India: Cooking fires poisoning the air we breathe, says govt study

Every year, 1 million people — among them at least 100,000 children – die prematurely in India because of the simple act of cooking, the Institute of Health Metrics and Evaluation’s latest study says.

Ambient air pollution kills 627,426, road accidents 273,835 and complications from inadequate sanitation cause 111,624 deaths.

Cooking with polluting fuel constitutes a significant health and environmental hazard, indoor air pollution affecting more Indians than residents of any country. A major, though under-reported, source of this is cooking on open fires and traditional chullhas. Fumes from household cooking fires trigger up to 30% of fine-particulate ambient pollution, a government study shows.

According to the Global Alliance for Clean Cook stoves, a public-private partnership hosted by the UN Foundation, 3 billion people the world over rely on biomass as primary sources of cooking and heating. Indians are worst hit, for more than 70% of the population lives in its vast rural stretches.  More than 4 million premature deaths happen around the world because of air pollution, roughly 25% of these in India, the Global Burden of Disease study, 2012. says.    Indoor pollution can trigger pulmonary and respiratory disorders in women and children under five, including pneumonia, cancer, and chronic obstructive pulmonary disease. Other hazards include adverse pregnancy outcomes (low birth weight), cardiovascular diseases and cataracts, not to mention burns.
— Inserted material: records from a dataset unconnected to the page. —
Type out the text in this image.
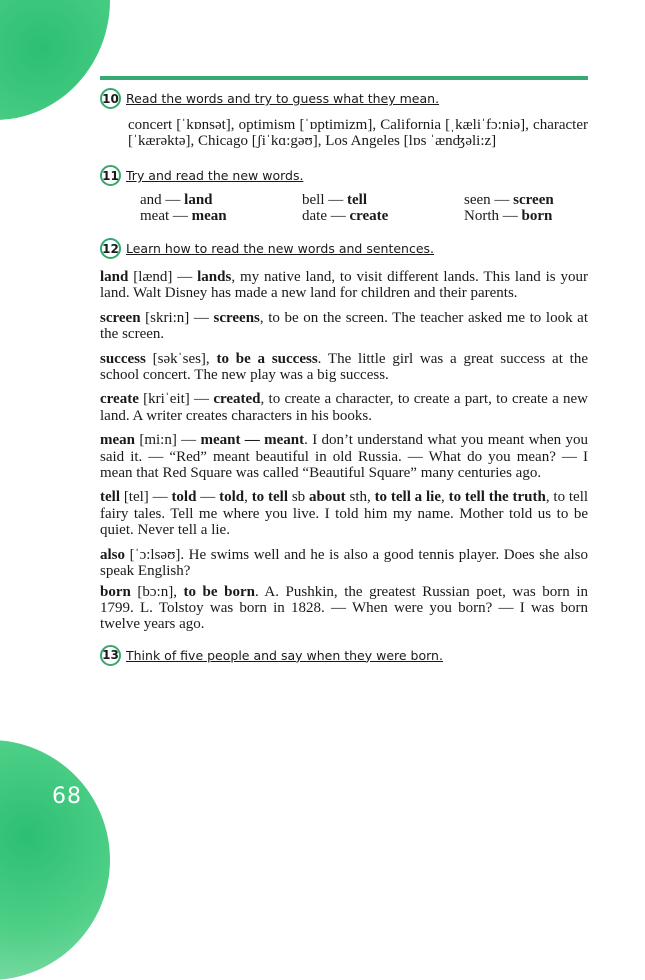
68
10 Read the words and try to guess what they mean.

concert [ˈkɒnsət], optimism [ˈɒptimizm], California [ˌkæliˈfɔ:niə], character [ˈkærəktə], Chicago [ʃiˈkɑ:gəʊ], Los Angeles [lɒs ˈænʤəli:z]

11 Try and read the new words.
and — land	bell — tell	seen — screen
meat — mean	date — create	North — born
12 Learn how to read the new words and sentences.

land [lænd] — lands, my native land, to visit different lands. This land is your land. Walt Disney has made a new land for children and their parents.

screen [skri:n] — screens, to be on the screen. The teacher asked me to look at the screen.

success [səkˈses], to be a success. The little girl was a great success at the school concert. The new play was a big success.

create [kriˈeit] — created, to create a character, to create a part, to create a new land. A writer creates characters in his books.

mean [mi:n] — meant — meant. I don’t understand what you meant when you said it. — “Red” meant beautiful in old Russia. — What do you mean? — I mean that Red Square was called “Beautiful Square” many centuries ago.

tell [tel] — told — told, to tell sb about sth, to tell a lie, to tell the truth, to tell fairy tales. Tell me where you live. I told him my name. Mother told us to be quiet. Never tell a lie.

also [ˈɔ:lsəʊ]. He swims well and he is also a good tennis player. Does she also speak English?

born [bɔ:n], to be born. A. Pushkin, the greatest Russian poet, was born in 1799. L. Tolstoy was born in 1828. — When were you born? — I was born twelve years ago.

13 Think of five people and say when they were born.
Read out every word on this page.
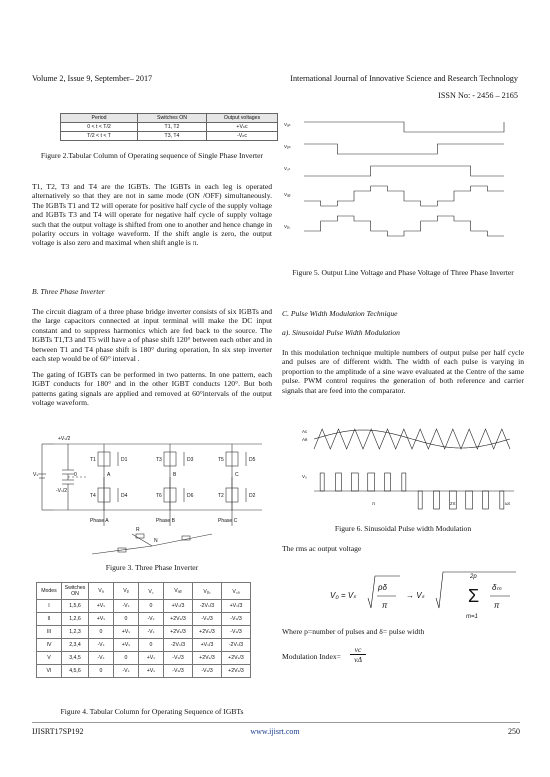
Volume 2, Issue 9, September– 2017	International Journal of Innovative Science and Research Technology
ISSN No: - 2456 – 2165
Period	Switches ON	Output voltages
0 < t < T/2	T1, T2	+Vₙc
T/2 < t < T	T3, T4	-Vₙc
Figure 2.Tabular Column of Operating sequence of Single Phase Inverter
T1, T2, T3 and T4 are the IGBTs. The IGBTs in each leg is operated alternatively so that they are not in same mode (ON /OFF) simultaneously. The IGBTs T1 and T2 will operate for positive half cycle of the supply voltage and IGBTs T3 and T4 will operate for negative half cycle of supply voltage such that the output voltage is shifted from one to another and hence change in polarity occurs in voltage waveform. If the shift angle is zero, the output voltage is also zero and maximal when shift angle is π.
B. Three Phase Inverter
The circuit diagram of a three phase bridge inverter consists of six IGBTs and the large capacitors connected at input terminal will make the DC input constant and to suppress harmonics which are fed back to the source. The IGBTs T1,T3 and T5 will have a of phase shift 120° between each other and in between T1 and T4 phase shift is 180° during operation, In six step inverter each step would be of 60° interval .
The gating of IGBTs can be performed in two patterns. In one pattern, each IGBT conducts for 180° and in the other IGBT conducts 120°. But both patterns gating signals are applied and removed at 60°intervals of the output voltage waveform.
Vₛ
+Vₛ/2
-Vₛ/2
0
T1	T3	T5
T4	T6	T2
D1	D3	D5
D4	D6	D2
A	B	C
Phase A	Phase B	Phase C
R
N
Figure 3. Three Phase Inverter
Modes	Switches ON	Vₐ	Vᵦ	V꜀	Vₐᵦ	Vᵦ꜀	V꜀ₐ
I	1,5,6	+Vₛ	-Vₛ	0	+Vₛ/3	-2Vₛ/3	+Vₛ/3
II	1,2,6	+Vₛ	0	-Vₛ	+2Vₛ/3	-Vₛ/3	-Vₛ/3
III	1,2,3	0	+Vₛ	-Vₛ	+2Vₛ/3	+2Vₛ/3	-Vₛ/3
IV	2,3,4	-Vₛ	+Vₛ	0	-2Vₛ/3	+Vₛ/3	-2Vₛ/3
V	3,4,5	-Vₛ	0	+Vₛ	-Vₛ/3	+2Vₛ/3	+2Vₛ/3
VI	4,5,6	0	-Vₛ	+Vₛ	-Vₛ/3	-Vₛ/3	+2Vₛ/3
Figure 4. Tabular Column for Operating Sequence of IGBTs
Vₐₙ
Vᵦₙ
V꜀ₙ
Vₐᵦ
Vᵦ꜀
Figure 5. Output Line Voltage and Phase Voltage of Three Phase Inverter
C. Pulse Width Modulation Technique
a). Sinusoidal Pulse Width Modulation
In this modulation technique multiple numbers of output pulse per half cycle and pulses are of different width. The width of each pulse is varying in proportion to the amplitude of a sine wave evaluated at the Centre of the same pulse. PWM control requires the generation of both reference and carrier signals that are feed into the comparator.
Aᴄ
Aʀ
V₀
π	2π	ωt
Figure 6. Sinusoidal Pulse width Modulation
The rms ac output voltage
V₀ = Vₛ
pδ
π
→ Vₛ
2p
m=1
δₘ
π
Σ
Where p=number of pulses and δ= pulse width
Modulation Index= $\frac{vc}{v\Delta}$
IJISRT17SP192	www.ijisrt.com	250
Every day, 780 million Indians use traditional chulhas to cook. Millions of girls and women live in energy scarcity without access to clean cooking fuels. Women spend long hours gathering wood, twigs, and cow dung. Travelling distances in search of fuel puts rural women at safety risks.
Cooking emissions are a leading source of harmful black carbon, according to a study by Dr Veerabhadran Ramanathan of the University of California at San Diego, and can hit agricultural production.

Research shows adoption of cleaner, efficient cooking methods and fuels help reduce negative impacts to health and environment. So why don’t these stoves and fuels reach homes? That’s because people simply aren’t aware.
“India has the capacity and innovation to be a global leader in developing clean cook stoves and fuels — at the government level and in the private sector,” said Radha Muthiah, CEO of the Global Alliance for Clean Cook stoves.

To address the issue, the global community met at the Cook Stoves Future Summit in New York last November to discuss scaling up cleaner cooking solutions. Delegates outlined solutions to build momentum around research, standards, manufacturing, distribution and finance, including in India.
Politicians and policy-makers are fostering programmes to improve lives of Indians. But with government attention and support from private and non-profit sectors, one public health initiative shows promise in helping Indian families: A clean cooking movement.

Such a movement should include not only efforts to develop and distribute stoves that burn local biomass cleanly, but also efforts to expand clean fuel use. Solutions exist and the government should include Clean Air as part of Swachh Bharat Abhiyan.